I assume that Lapse_T2LT and Lapse_T2 refer to the difference series between the troposphere and surface temperature anomalies.

5. RomanM
Posted Aug 13, 2010 at 7:34 PM | Permalink

Santerizing the models is not now nor ever will be a legitimate statistical procedure for the simple reason that statisticians do not consider the mere failure to reject the null hypothesis as evidence to support that hypothesis.

The problem of trying to show that the null hypotheses could be true also exists in other scientific areas. In particular, in bioavailability tests, a pharmaceutical company manufacturing a generic version of a drug tries to demonstrate that their product will be absorbed by the body in a manner equivalent to the original preparation. The testing required from the drug manufacturer must show that the null hypothesis of no difference in the mean absorption is not rejected.

However, in order to guarantee that the result is not due to high variability in the sample or to insufficient information due to an inadequate sample size, they must also show that if the difference between the two formulations was greater than a specified amount, the procedure would reject the null hypothesis at a predetermined significance level (in technical terms, the power of the test would be sufficient to distinguish differences of the given magnitude). This portion is completely lacking in the procedure used by Santer rendering the test useless.

Dr. Pielke demonstrated in his presentation how the latter procedure works: More garbage in … Santerized models out.
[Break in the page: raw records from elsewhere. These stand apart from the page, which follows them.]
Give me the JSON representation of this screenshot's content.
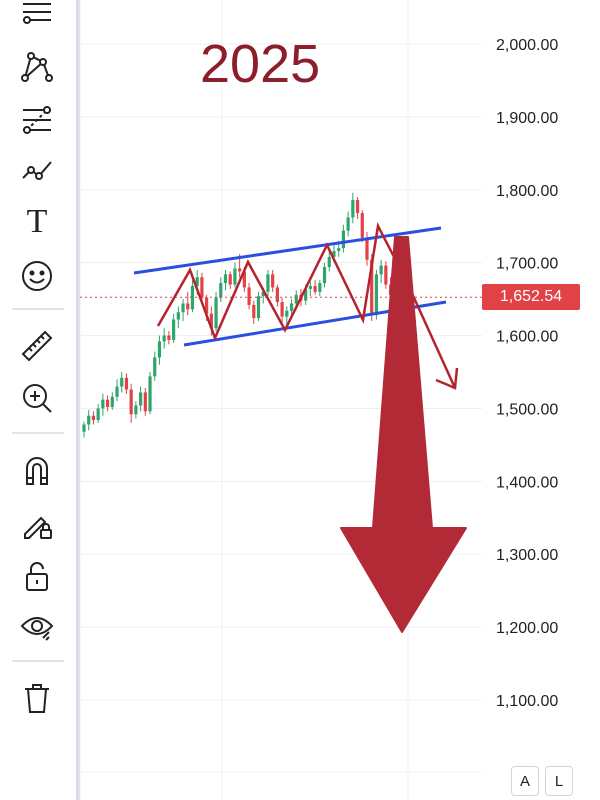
{
  "chart_data": {
    "type": "candlestick",
    "title": "2025",
    "y_ticks": [
      "2,000.00",
      "1,900.00",
      "1,800.00",
      "1,700.00",
      "1,600.00",
      "1,500.00",
      "1,400.00",
      "1,300.00",
      "1,200.00",
      "1,100.00"
    ],
    "y_tick_values": [
      2000,
      1900,
      1800,
      1700,
      1600,
      1500,
      1400,
      1300,
      1200,
      1100
    ],
    "ylim": [
      1040,
      2060
    ],
    "grid": true,
    "current_price_label": "1,652.54",
    "current_price": 1652.54,
    "price_color_up": "#2ea56b",
    "price_color_down": "#e04246",
    "annotation_color": "#b5232f",
    "channel_color": "#2a4fe0",
    "bar_count": 84,
    "candles": [
      [
        1468,
        1482,
        1460,
        1478
      ],
      [
        1478,
        1498,
        1470,
        1490
      ],
      [
        1490,
        1496,
        1478,
        1484
      ],
      [
        1484,
        1506,
        1480,
        1500
      ],
      [
        1500,
        1520,
        1490,
        1512
      ],
      [
        1512,
        1518,
        1496,
        1502
      ],
      [
        1502,
        1522,
        1498,
        1516
      ],
      [
        1516,
        1540,
        1510,
        1530
      ],
      [
        1530,
        1550,
        1522,
        1542
      ],
      [
        1542,
        1548,
        1520,
        1526
      ],
      [
        1526,
        1534,
        1480,
        1492
      ],
      [
        1492,
        1510,
        1486,
        1504
      ],
      [
        1504,
        1530,
        1496,
        1522
      ],
      [
        1522,
        1528,
        1490,
        1496
      ],
      [
        1496,
        1550,
        1492,
        1544
      ],
      [
        1544,
        1578,
        1538,
        1570
      ],
      [
        1570,
        1600,
        1560,
        1592
      ],
      [
        1592,
        1610,
        1582,
        1600
      ],
      [
        1600,
        1606,
        1588,
        1594
      ],
      [
        1594,
        1630,
        1590,
        1622
      ],
      [
        1622,
        1640,
        1610,
        1632
      ],
      [
        1632,
        1650,
        1620,
        1644
      ],
      [
        1644,
        1660,
        1628,
        1636
      ],
      [
        1636,
        1676,
        1632,
        1668
      ],
      [
        1668,
        1690,
        1656,
        1680
      ],
      [
        1680,
        1686,
        1646,
        1652
      ],
      [
        1652,
        1656,
        1620,
        1630
      ],
      [
        1630,
        1640,
        1600,
        1610
      ],
      [
        1610,
        1660,
        1606,
        1652
      ],
      [
        1652,
        1680,
        1646,
        1672
      ],
      [
        1672,
        1690,
        1662,
        1684
      ],
      [
        1684,
        1688,
        1664,
        1670
      ],
      [
        1670,
        1700,
        1666,
        1692
      ],
      [
        1692,
        1712,
        1680,
        1688
      ],
      [
        1688,
        1694,
        1660,
        1666
      ],
      [
        1666,
        1672,
        1636,
        1642
      ],
      [
        1642,
        1648,
        1616,
        1624
      ],
      [
        1624,
        1660,
        1620,
        1654
      ],
      [
        1654,
        1666,
        1644,
        1660
      ],
      [
        1660,
        1690,
        1654,
        1684
      ],
      [
        1684,
        1690,
        1660,
        1666
      ],
      [
        1666,
        1670,
        1640,
        1646
      ],
      [
        1646,
        1652,
        1618,
        1626
      ],
      [
        1626,
        1640,
        1612,
        1634
      ],
      [
        1634,
        1650,
        1626,
        1644
      ],
      [
        1644,
        1662,
        1636,
        1656
      ],
      [
        1656,
        1664,
        1640,
        1648
      ],
      [
        1648,
        1670,
        1642,
        1664
      ],
      [
        1664,
        1674,
        1654,
        1668
      ],
      [
        1668,
        1676,
        1656,
        1660
      ],
      [
        1660,
        1676,
        1654,
        1672
      ],
      [
        1672,
        1700,
        1666,
        1694
      ],
      [
        1694,
        1716,
        1688,
        1708
      ],
      [
        1708,
        1724,
        1700,
        1716
      ],
      [
        1716,
        1730,
        1708,
        1720
      ],
      [
        1720,
        1752,
        1714,
        1744
      ],
      [
        1744,
        1770,
        1736,
        1762
      ],
      [
        1762,
        1796,
        1754,
        1786
      ],
      [
        1786,
        1790,
        1760,
        1768
      ],
      [
        1768,
        1772,
        1728,
        1734
      ],
      [
        1734,
        1742,
        1696,
        1704
      ],
      [
        1704,
        1712,
        1620,
        1628
      ],
      [
        1628,
        1690,
        1622,
        1684
      ],
      [
        1684,
        1704,
        1672,
        1696
      ],
      [
        1696,
        1702,
        1664,
        1670
      ],
      [
        1670,
        1680,
        1646,
        1656
      ],
      [
        1656,
        1672,
        1648,
        1666
      ],
      [
        1666,
        1670,
        1640,
        1652
      ]
    ]
  },
  "toolbar": {
    "tools": [
      "lines-icon",
      "pattern-icon",
      "fib-icon",
      "trend-icon",
      "text-icon",
      "emoji-icon",
      "ruler-icon",
      "zoom-in-icon",
      "magnet-icon",
      "lock-draw-icon",
      "unlock-icon",
      "eye-icon",
      "trash-icon"
    ],
    "text_tool_glyph": "T",
    "emoji_glyph": "☺"
  },
  "scale_buttons": {
    "auto": "A",
    "log": "L"
  }
}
• Posted Aug 14, 2010 at 11:55 AM | Permalink

Re: RomanM (Aug 13 19:34),
Yep. We never see information on power of the test when we get “fail to reject”. The power (or type II error) was discussed in my sophomore year statistics class, so it’s odd not to see it. There also never seems to be any suggestion that if we are testing a hypothesis HO and specify our assumptions about the process, we should, when possible, pick a method with greater power. (So for example, if a time series really IS AR(1), and we have a choice between using monthly data vs. annual average data, we should generally prefer a method that gives us more power. Admittedly, if the higher method requires a super-computer to implement and the poorer one can be done on a spreadsheet, one might go for the lower power method for that reason. But all things being equal, the higher power method is preferred.)

6. Lewis
Posted Aug 14, 2010 at 11:50 AM | Permalink

Santerizing the models is not now nor ever will be a legitimate statistical procedure for the simple reason that statisticians do not consider the mere failure to reject the null hypothesis as evidence to support that hypothesis.

Like you said!

7. Lewis
Posted Aug 14, 2010 at 11:56 AM | Permalink

Also, there’s a known rule of common sense – keep pharmacists away from statistics! How many press releases of ‘statistical significance’ are reported as red letter news! And yet, with climate science, we give them a pass!

8. PaulM
Posted Aug 14, 2010 at 12:07 PM | Permalink

Roman you are muddying the waters a bit. Steves point is that the null is rejected, with all the data!